The United States Keeps Failing to Finish the Job, from Versailles to Iran
The article argues that U.S. allies in the Middle East are losing confidence in Washington and seeking stability and calm because of American indecision. The author uses a football metaphor, saying the United States has no "finishing foot" in foreign policy, so even promising moves end in failure rather than victory.
To support that claim, the piece reviews a long list of American setbacks: Woodrow Wilson’s 1918 vision for a postwar order and the League of Nations collapsed when the U.S. Senate rejected membership; the United States backed the Munich Agreement in 1938 but failed to prevent Hitler’s next moves; after the Molotov-Ribbentrop Pact on August 23, 1939, World War II began and Poland was split between Germany and the Soviet Union; and at Yalta in 1945, Stalin outmaneuvered Roosevelt and Churchill, helping seal the Iron Curtain and the Cold War.
The author then points to Korea, where fighting ended in July 1953 without a peace treaty, and Vietnam, where the U.S. suffered a major humiliation after about 20 years of war and 50,000 American deaths. The withdrawal from Saigon on April 29 and 30, 1975, under Operation Frequent Wind, is cited as proof that even the Paris peace accords of January 27, 1973, and Henry Kissinger’s Nobel Prize did not produce a real victory.
A similar pattern, the article says, repeated in Afghanistan, where the U.S. withdrew on August 30, 2021, after spending billions, yet the Taliban still rules.
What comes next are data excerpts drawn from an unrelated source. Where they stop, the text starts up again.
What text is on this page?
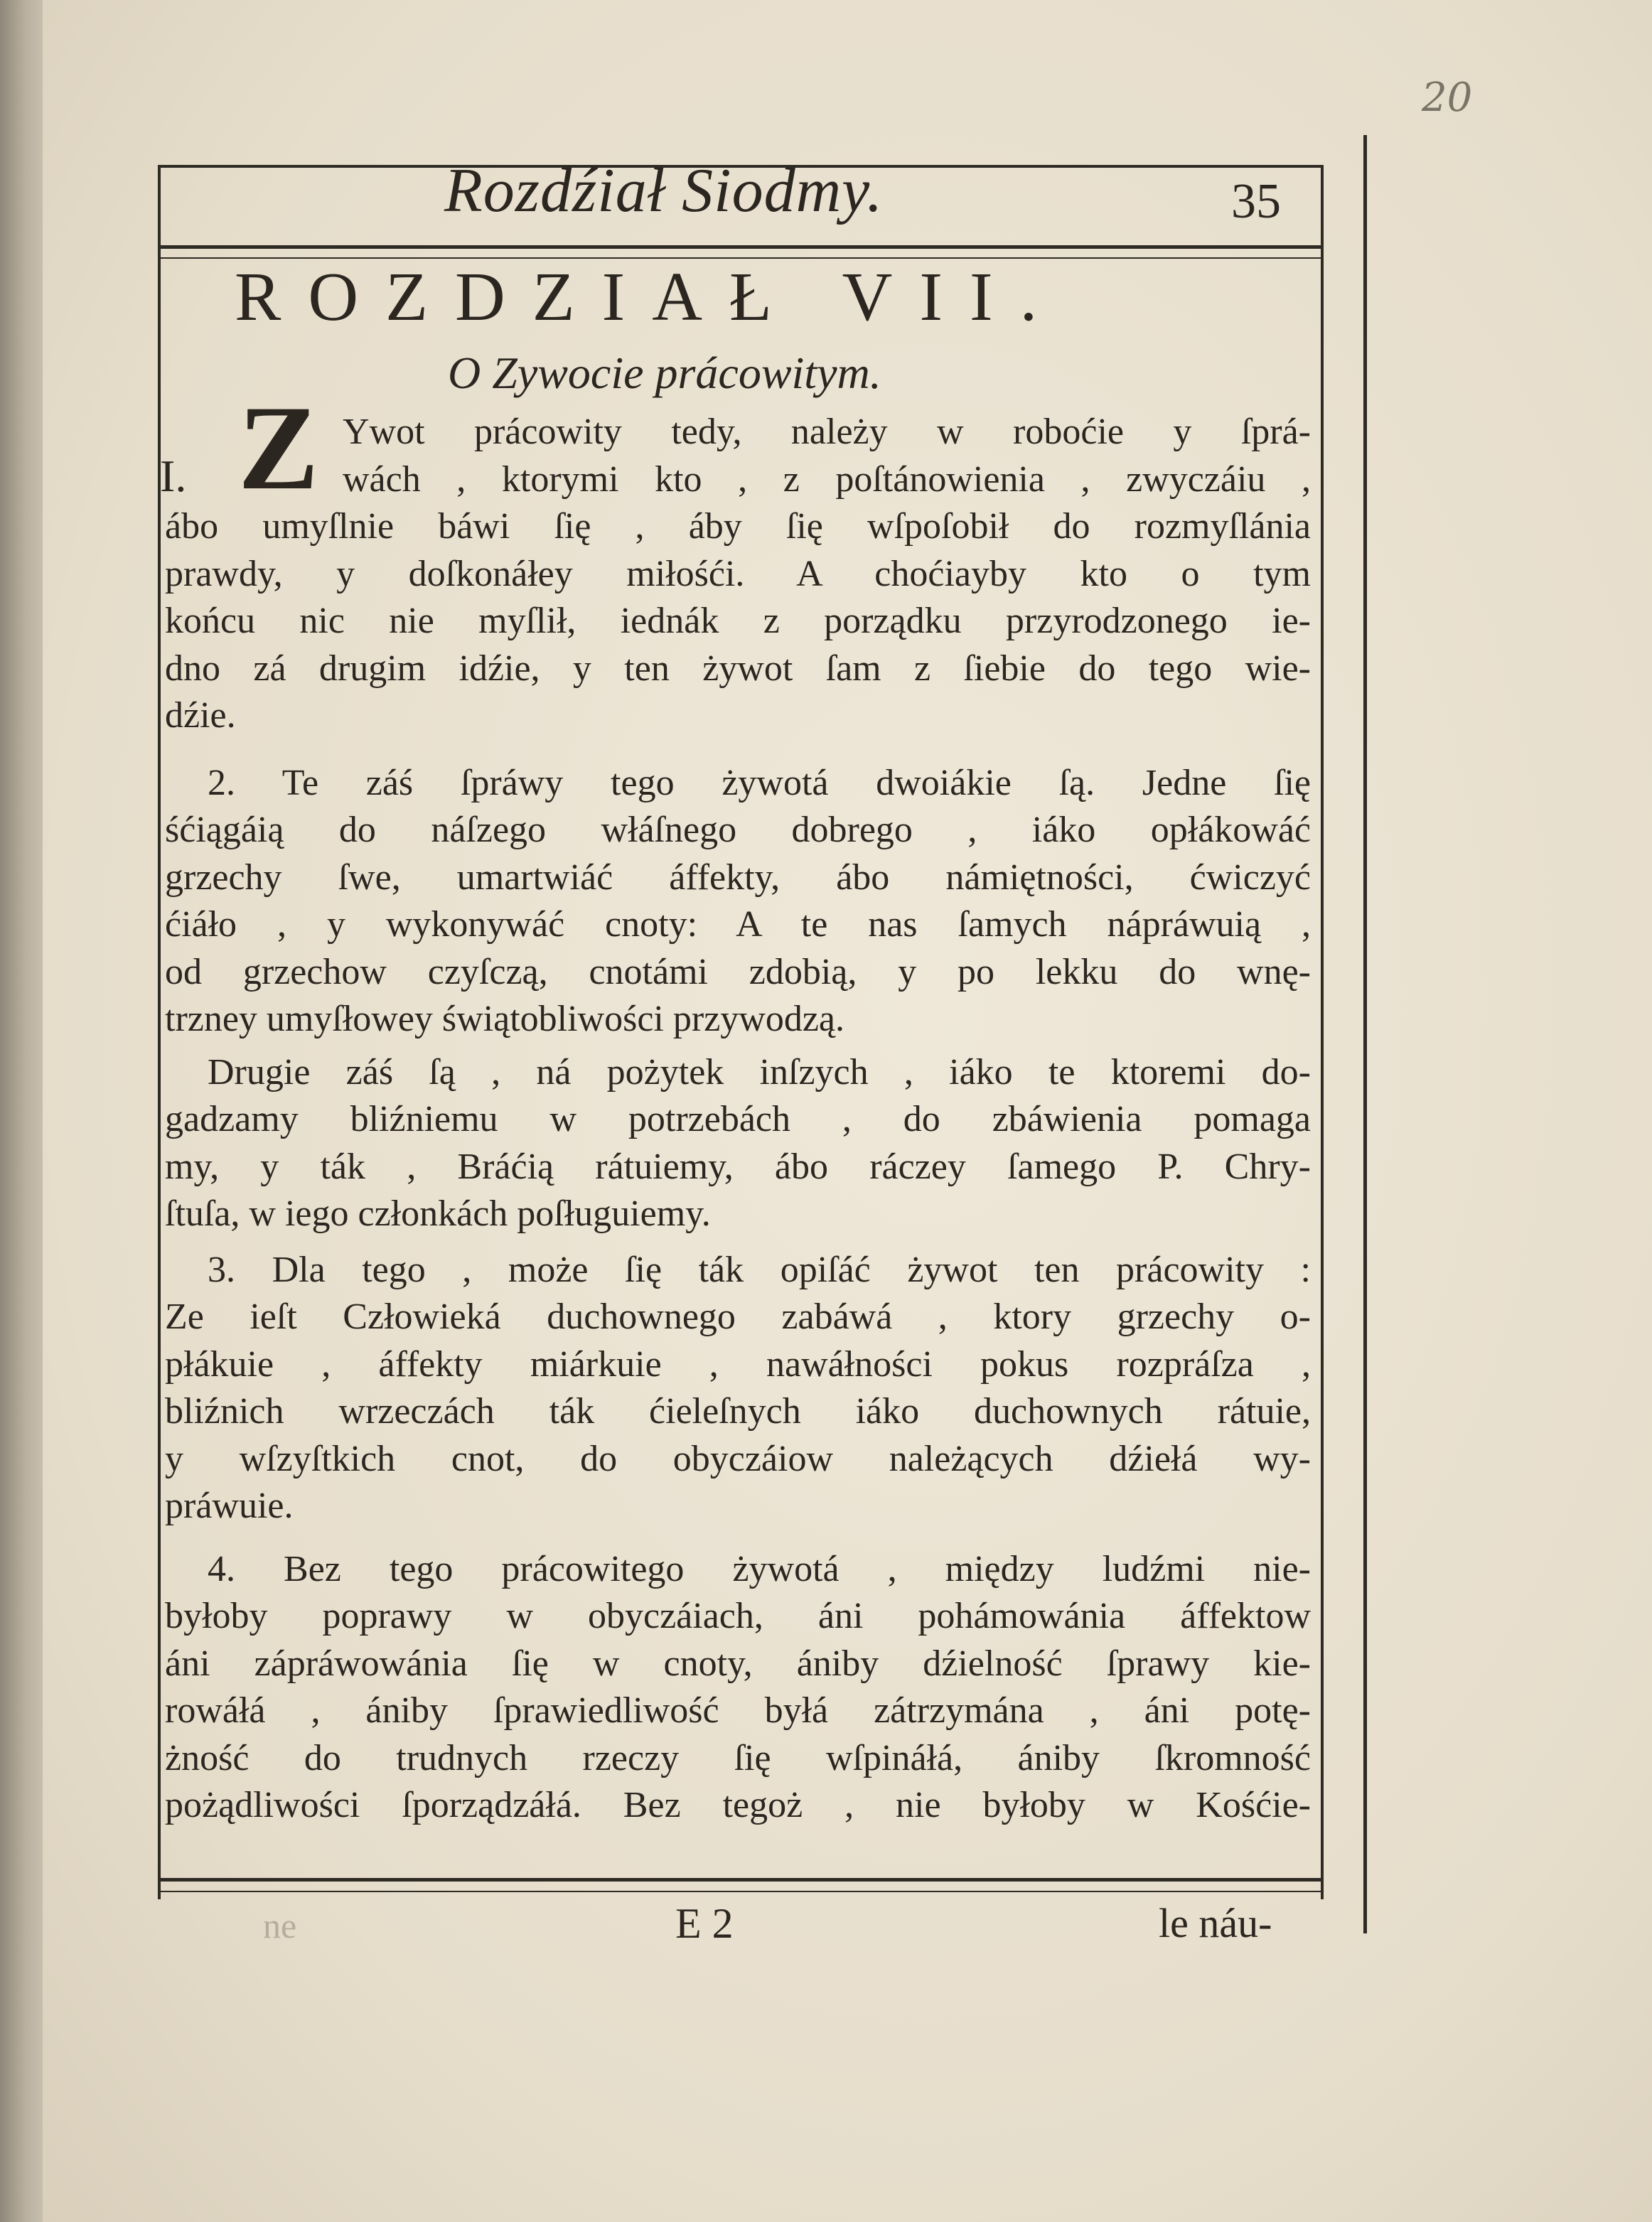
20
Rozdźiał Siodmy.	35
ROZDZIAŁ VII.
O Zywocie prácowitym.
I. Z Ywot prácowity tedy, należy w roboćie y ſprá-
wách , ktorymi kto , z poſtánowienia , zwyczáiu ,
ábo umyſlnie báwi ſię , áby ſię wſpoſobił do rozmyſlánia
prawdy, y doſkonáłey miłośći. A choćiayby kto o tym
końcu nic nie myſlił, iednák z porządku przyrodzonego ie-
dno zá drugim idźie, y ten żywot ſam z ſiebie do tego wie-
dźie.
2. Te záś ſpráwy tego żywotá dwoiákie ſą. Jedne ſię
śćiągáią do náſzego włáſnego dobrego , iáko opłákowáć
grzechy ſwe, umartwiáć áffekty, ábo námiętności, ćwiczyć
ćiáło , y wykonywáć cnoty: A te nas ſamych nápráwuią ,
od grzechow czyſczą, cnotámi zdobią, y po lekku do wnę-
trzney umyſłowey świątobliwości przywodzą.
Drugie záś ſą , ná pożytek inſzych , iáko te ktoremi do-
gadzamy bliźniemu w potrzebách , do zbáwienia pomaga
my, y ták , Bráćią rátuiemy, ábo ráczey ſamego P. Chry-
ſtuſa, w iego członkách poſługuiemy.
3. Dla tego , może ſię ták opiſáć żywot ten prácowity :
Ze ieſt Człowieká duchownego zabáwá , ktory grzechy o-
płákuie , áffekty miárkuie , nawáłności pokus rozpráſza ,
bliźnich wrzeczách ták ćieleſnych iáko duchownych rátuie,
y wſzyſtkich cnot, do obyczáiow należących dźiełá wy-
práwuie.
4. Bez tego prácowitego żywotá , między ludźmi nie-
byłoby poprawy w obyczáiach, áni pohámowánia áffektow
áni zápráwowánia ſię w cnoty, ániby dźielność ſprawy kie-
rowáłá , ániby ſprawiedliwość byłá zátrzymána , áni potę-
żność do trudnych rzeczy ſię wſpináłá, ániby ſkromność
pożądliwości ſporządzáłá. Bez tegoż , nie byłoby w Kośćie-
ne	E 2	le náu-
It also mentions Soviet intervention in Hungary in 1956, when the U.S. limited itself to protests, and says President Dwight Eisenhower threatened Israel, Britain, and France during Operation Kadesh. The current standoff with Iran is presented as another American retreat, with the writer saying Donald Trump failed to finish the confrontation, left Israel exposed, and allowed Iran, Hezbollah’s backer, to gain leverage. The piece concludes that Saudi Arabia, Qatar, Dubai and others now seek calm because they no longer trust the U.S., and that Trump will leave the Iran fight in defeat.